I realize that this forum is for married people but I figured I could get better advice here than anywhere else.

Im a 21 year old with 2 siblings, 19 and 9. I have reason to suspect my dad is cheating on my mom.

I live overseas with my 19 year old sister, but we go back home about twice a year. Last time we were there, my father decided to bring a "work friend" home for dinner with the family. He was very open about his friendship with her to both my mom and the rest of the family, and didnt try to hide her existence. I was originally suspicious of an affair, but then figured I was just being paranoid, since he wouldn't introduce his affair to the rest of the family. My mom got along very well with her at dinner, and theyve become somewhat friends over the past couple of months. My parents began inviting her to restaurants, barbeque's, school events, etc.

I haven't been home in a couple of months, but I still talk to my parents every couple of days. Recently, my mom and 9 year old brother went to visit family in another country, and my dad went to a business meeting. He came back a few days before they did, and every time I tried to call him, he was "busy". I talked to him the day my mom got back, and he seemed overly concerned with telling me what he did that day he was alone, who he was with (he says he went to a restaurant with a family friend), and I felt like he was going overboard with making sure I know where he was.
Now please don't judge me here, but I decided to check his email. I couldn't help myself, it was wrong, but its done. In his sent folder, I found three emails to the work friend he bought home. All three were pictures of her with both of my parents during the times they all met up. The problem is what he wrote in the email along with pictures. In all three emails he would say here are your beautiful pictures/ most beautiful girl in the world/ and my lover.

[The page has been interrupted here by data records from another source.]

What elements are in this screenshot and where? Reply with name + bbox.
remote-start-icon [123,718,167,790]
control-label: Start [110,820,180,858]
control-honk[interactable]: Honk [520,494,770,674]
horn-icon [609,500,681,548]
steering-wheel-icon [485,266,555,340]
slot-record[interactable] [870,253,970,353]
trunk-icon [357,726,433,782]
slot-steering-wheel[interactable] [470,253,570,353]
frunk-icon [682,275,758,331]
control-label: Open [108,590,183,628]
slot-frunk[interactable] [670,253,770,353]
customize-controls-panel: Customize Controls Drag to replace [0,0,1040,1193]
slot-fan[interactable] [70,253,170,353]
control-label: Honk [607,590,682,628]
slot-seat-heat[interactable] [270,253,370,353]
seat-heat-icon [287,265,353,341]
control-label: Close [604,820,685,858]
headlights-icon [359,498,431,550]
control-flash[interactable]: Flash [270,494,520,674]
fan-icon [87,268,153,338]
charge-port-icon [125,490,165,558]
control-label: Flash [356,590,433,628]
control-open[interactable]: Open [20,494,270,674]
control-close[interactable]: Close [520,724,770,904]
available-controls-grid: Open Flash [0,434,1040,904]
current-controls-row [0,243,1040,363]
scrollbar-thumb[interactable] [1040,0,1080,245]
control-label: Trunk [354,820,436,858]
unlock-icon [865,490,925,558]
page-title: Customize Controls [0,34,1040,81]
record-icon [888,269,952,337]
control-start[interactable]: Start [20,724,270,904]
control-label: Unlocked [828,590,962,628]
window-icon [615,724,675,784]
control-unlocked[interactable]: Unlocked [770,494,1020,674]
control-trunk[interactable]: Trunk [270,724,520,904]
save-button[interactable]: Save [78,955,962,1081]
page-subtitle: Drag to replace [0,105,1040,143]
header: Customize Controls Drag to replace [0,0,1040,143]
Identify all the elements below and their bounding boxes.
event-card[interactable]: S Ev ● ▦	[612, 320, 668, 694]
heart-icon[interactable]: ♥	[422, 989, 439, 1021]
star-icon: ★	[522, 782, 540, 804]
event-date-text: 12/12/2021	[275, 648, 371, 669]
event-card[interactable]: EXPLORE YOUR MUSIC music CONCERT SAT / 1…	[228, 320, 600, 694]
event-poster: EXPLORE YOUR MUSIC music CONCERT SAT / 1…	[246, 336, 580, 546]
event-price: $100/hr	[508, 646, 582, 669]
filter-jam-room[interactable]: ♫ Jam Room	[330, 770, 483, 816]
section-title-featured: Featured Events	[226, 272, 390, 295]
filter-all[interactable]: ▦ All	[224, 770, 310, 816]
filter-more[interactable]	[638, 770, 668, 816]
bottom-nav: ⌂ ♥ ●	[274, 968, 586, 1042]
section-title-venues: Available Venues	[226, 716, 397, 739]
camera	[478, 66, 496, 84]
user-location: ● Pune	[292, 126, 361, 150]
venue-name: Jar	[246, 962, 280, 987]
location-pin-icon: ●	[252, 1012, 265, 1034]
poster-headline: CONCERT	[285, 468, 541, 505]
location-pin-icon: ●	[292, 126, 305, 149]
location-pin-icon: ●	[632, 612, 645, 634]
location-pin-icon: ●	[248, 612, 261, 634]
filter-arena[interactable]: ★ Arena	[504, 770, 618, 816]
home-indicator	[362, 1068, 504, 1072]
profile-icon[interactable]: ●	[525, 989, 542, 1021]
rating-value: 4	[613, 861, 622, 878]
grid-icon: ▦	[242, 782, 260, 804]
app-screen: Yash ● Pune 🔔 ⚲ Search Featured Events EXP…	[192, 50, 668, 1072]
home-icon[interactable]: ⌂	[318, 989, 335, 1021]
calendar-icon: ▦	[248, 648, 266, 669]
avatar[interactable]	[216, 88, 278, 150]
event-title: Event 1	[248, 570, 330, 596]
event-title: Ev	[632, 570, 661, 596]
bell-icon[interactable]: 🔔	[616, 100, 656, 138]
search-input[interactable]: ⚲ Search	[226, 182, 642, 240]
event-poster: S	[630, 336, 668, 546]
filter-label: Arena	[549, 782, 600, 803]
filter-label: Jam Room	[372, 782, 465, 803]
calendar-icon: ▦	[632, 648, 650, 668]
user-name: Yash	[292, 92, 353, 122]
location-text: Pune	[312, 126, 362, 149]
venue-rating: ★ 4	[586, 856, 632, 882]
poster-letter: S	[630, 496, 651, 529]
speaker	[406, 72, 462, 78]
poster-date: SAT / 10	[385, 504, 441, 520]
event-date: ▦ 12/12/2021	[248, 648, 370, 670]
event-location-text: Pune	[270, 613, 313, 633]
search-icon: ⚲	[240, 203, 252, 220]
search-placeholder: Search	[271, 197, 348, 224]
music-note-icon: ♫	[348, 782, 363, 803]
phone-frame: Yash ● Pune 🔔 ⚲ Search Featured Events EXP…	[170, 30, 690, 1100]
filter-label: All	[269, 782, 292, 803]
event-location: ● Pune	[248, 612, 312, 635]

Obviously this has completely turned my world upside down. I dont know how far he's gone with her. I dont know if there was any sexual contact or if its just flirting at this point.

Ive decided to confront him in a couple of days when my mom goes on another trip to visit family. How should I go about this? I have no idea how he's gonna respond and I wanna be prepared for every possible reaction. Hes retiring and leaving the country soon, so I think he may already have plans to end it, but I still need to confront him. I can't let it slide


----------



## jnj express (Mar 28, 2011)

You do not have to actually accuse him of having an A---just say his relationship is Inappropriate---be calm, and no matter what do not argue with him-----watch him very closely for reactions---you have been with him all of your life---you should have some idea as to whether he is lying

As to your mom---its a mixed bag--in that she is close to her golden years, and knows retirement is around the corner---she may know/have some idea what is going on, but won't do anything cuz she doesn't wanna have to be involved in the conseuences/aftermath of a confrontation---so she may just suck it up, cry when she is alone, live in misery, but she lets it go---there are many spouses, who are of the older generation, who do that---they ignore, and live in misery---they think its better than being alone, and on their own in the big world

If you absolutely must tell---then go quietly to your mother give her the evidence, and do not tell your dad what you are doing---she will then know, and she can decide to do what she will on her own---you will have done what you think best, and you will have a clear conscious

Good luck no matter what---and don't be surprised at whatever comes of this---there are just a whole lot of actions going on


----------